Tetrapyrroles are synthesized in plastids and regulate nuclear gene expression (Terry and Smith 2013; Larkin 2016). It could be that tetrapyrrole signaling is responsible for altered gene expression across the nucleus. Enzymes along the tetrapyrrole pathway, MgPMT (Mg Protoporphyrin IX Methyltransferase), MgCh (Magnesium Chelatase) and ALA (5-Aminolevulinic acid), were upregulated in a tobacco line with enhanced expression of the gene MTF (Mg-Protoporphyrin IX methyltransferase) under low light (Alawady and Grimm 2005). The expression level of MTF in F cultures was 2.18 logFC higher than in WT cultures. While the tetrapyrrole pathway was highly enriched in F cultures, this gene is a key step in regulating downstream products, along with ALA synthesis (GSAT) (Czarnecki and Grimm 2012; Zhang et al. 2021; Sinha et al. 2022; Wang et al. 2022). Both of these genes showed higher transcript abundance and may be the primary reason for increased chlorophyll a content in F cultures. It is likely that FACS cells will simply produce more pigments under all conditions, because cells exhibited higher chlorophyll a and fucoxanthin after experiencing low light conditions (days 4–8) despite being sorted under relatively high light (no adaptation before sorting).

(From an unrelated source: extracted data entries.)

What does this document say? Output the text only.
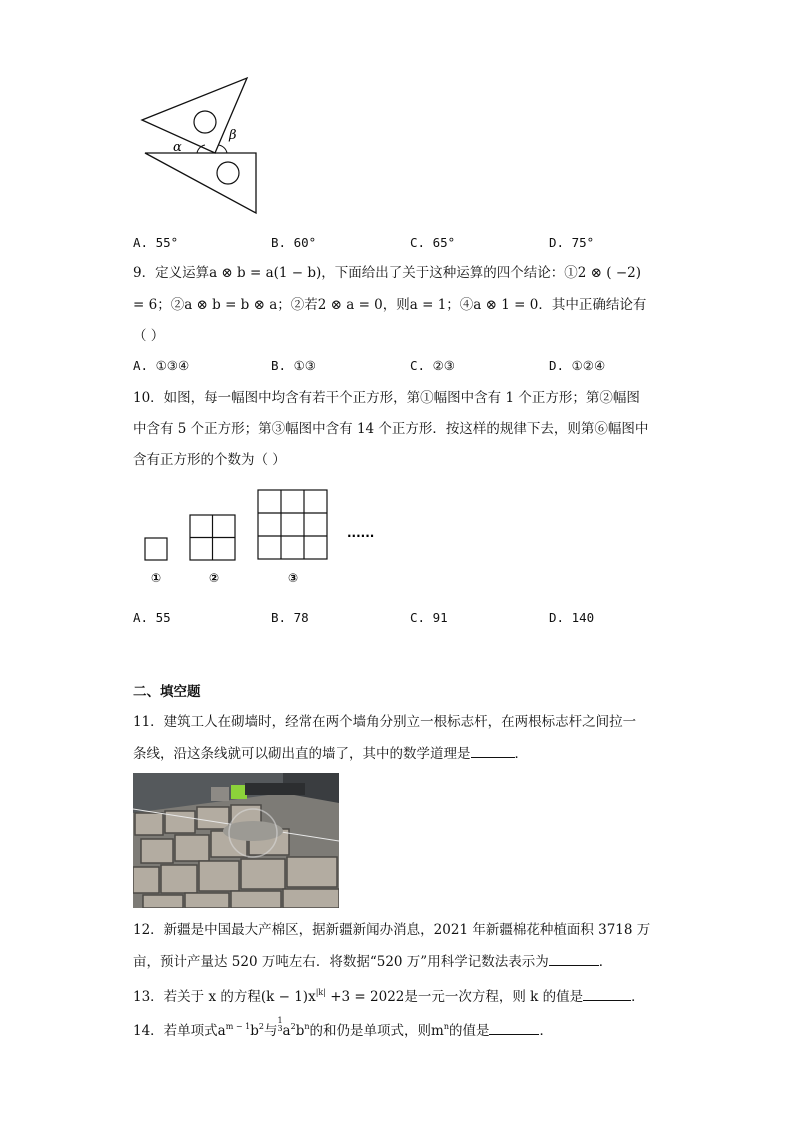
α
β
A. 55°	B. 60°	C. 65°	D. 75°
9．定义运算a ⊗ b = a(1 − b)，下面给出了关于这种运算的四个结论：①2 ⊗ ( −2)
= 6；②a ⊗ b = b ⊗ a；②若2 ⊗ a = 0，则a = 1；④a ⊗ 1 = 0．其中正确结论有
（ ）
A. ①③④	B. ①③	C. ②③	D. ①②④
10．如图，每一幅图中均含有若干个正方形，第①幅图中含有 1 个正方形；第②幅图
中含有 5 个正方形；第③幅图中含有 14 个正方形．按这样的规律下去，则第⑥幅图中
含有正方形的个数为（ ）
······
①	②	③
A. 55	B. 78	C. 91	D. 140
二、填空题
11．建筑工人在砌墙时，经常在两个墙角分别立一根标志杆，在两根标志杆之间拉一
条线，沿这条线就可以砌出直的墙了，其中的数学道理是	．
12．新疆是中国最大产棉区，据新疆新闻办消息，2021 年新疆棉花种植面积 3718 万
亩，预计产量达 520 万吨左右．将数据“520 万”用科学记数法表示为	．
13．若关于 x 的方程$(k - 1)x^{|k|} +3 = 2022$是一元一次方程，则 k 的值是	．
14．若单项式$a^{m - 1}b^2$与1
$3a^2b^n$的和仍是单项式，则$m^n$的值是	．
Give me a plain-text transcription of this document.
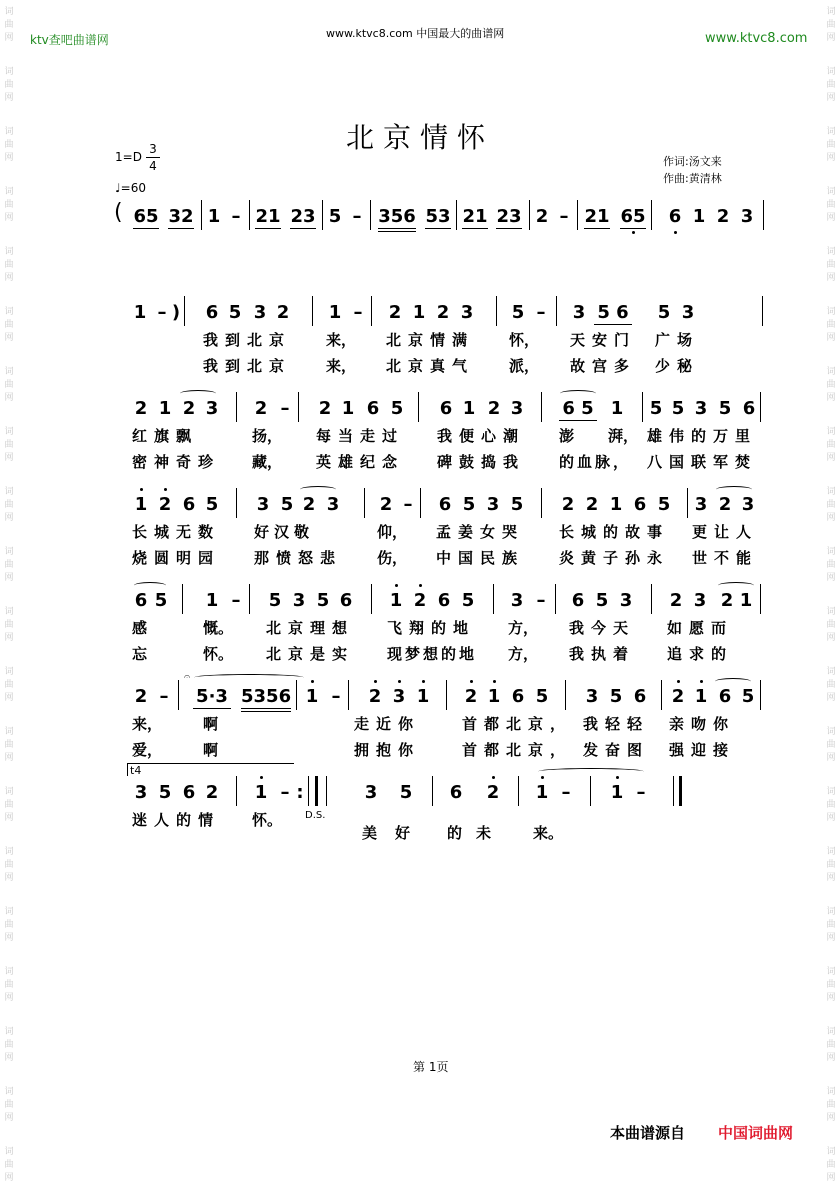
词
曲
网
词
曲
网
词
曲
网
词
曲
网
词
曲
网
词
曲
网
词
曲
网
词
曲
网
词
曲
网
词
曲
网
词
曲
网
词
曲
网
词
曲
网
词
曲
网
词
曲
网
词
曲
网
词
曲
网
词
曲
网
词
曲
网
词
曲
网
词
曲
网
词
曲
网
词
曲
网
词
曲
网
词
曲
网
词
曲
网
词
曲
网
词
曲
网
词
曲
网
词
曲
网
词
曲
网
词
曲
网
词
曲
网
词
曲
网
词
曲
网
词
曲
网
词
曲
网
词
曲
网
词
曲
网
词
曲
网
ktv查吧曲谱网	www.ktvc8.com 中国最大的曲谱网	www.ktvc8.com
北京情怀
1=D
3
4	作词:汤文来
作曲:黄清林
♩=60
( 65 32 1 – 21 23 5 – 356 53 21 23 2 – 21 65 6 1 2 3
1 – ) 6 5 3 2 1 – 2 1 2 3 5 – 3 5 6 5 3
我到北京 来， 北京情满 怀， 天安门 广场
我到北京 来， 北京真气 派， 故宫多 少秘
2 1 2 3 2 – 2 1 6 5 6 1 2 3 6 5 1 5 5 3 5 6
红旗飘	扬， 每当走过 我便心潮 澎 湃， 雄伟的万里
密神奇珍 藏， 英雄纪念 碑鼓捣我 的血脉， 八国联军焚
1 2 6 5 3 5 2 3 2 – 6 5 3 5 2 2 1 6 5 3 2 3
长城无数 好汉敬	仰， 孟姜女哭 长城的故事 更让人
烧圆明园 那愤怒悲 伤， 中国民族 炎黄子孙永 世不能
6 5 1 – 5 3 5 6 1 2 6 5 3 – 6 5 3 2 3 2 1
感	慨。 北京理想 飞翔的地 方， 我今天 如愿而
忘	怀。 北京是实 现梦想的地 方， 我执着 追求的
𝄐
2 – 5·3 5356 1 – 2 3 1 2 1 6 5 3 5 6 2 1 6 5
来，	啊	走近你	首都北京， 我轻轻 亲吻你
爱，	啊	拥抱你	首都北京， 发奋图 强迎接
t4
3 5 6 2 1 – :
D.S.
3 5 6 2 1 – 1 –
迷人的情 怀。
美好 的未 来。
第 1页
本曲谱源自 中国词曲网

The increased growth in F cultures is likely due in part to amplified photosynthetic activity from increased content of light harvesting pigments, as well as contributions from pyruvate kinase and phosphoglycerate kinase as vital contributors to carbon metabolism (Bosco et al. 2012; Ma et al. 2014). Genes associated with BCAA degradation have also been previously observed to be upregulated under conditions of TAG accumulation (Ge et al. 2014; Conte et al. 2018). Increased AA synthesis and BCAA degradation are likely increasing carbon metabolism alongside PK and PGK for increased growth of F populations (Pan et al. 2020).

Conclusion

Sorting out the top 1% fluorescing P. tricornutum cells resulted in cultures with faster growth and higher pigment content. Analysis of RNA-seq data indicated that the underlying mechanisms for this improved functionality were upregulated pathways associated with photosynthesis, specifically upregulation of the tetrapyrrole pathway to chlorophyll a. The high utility of FACS as a method for artificial selection is clear, while the best gating strategies as well as accuracy for favouring specific pigments using FACS are yet to be determined and are likely species and condition specific. While this study provides a first comprehensive library of genes associated with a F population of cells showing increased production of fucoxanthin, future studies combining sequencing and FACS sorting of cells displaying different pigment fluorescence signatures under various conditions is clearly needed to elucidate the genetic mechanisms driving differences in microalgae pigment phenotypes. In conclusion, this study reveals the inherent presence of highly productive subpopulations within P. tricornutum culture without modification using mutagenic agents. By employing Fluorescence-Activated Cell Sorting (FACS), these high-performing algae can be identified and selectively sub-cultured. The F cultures exhibited significant improvements in growth rate, biomass, and fucoxanthin content compared to the wild-type strain, demonstrating FACS as a powerful method that can be used to select desirable phenotypes that are distinguishable from the original (both phenotypically and from a gene expression standpoint) with as little as one selection event.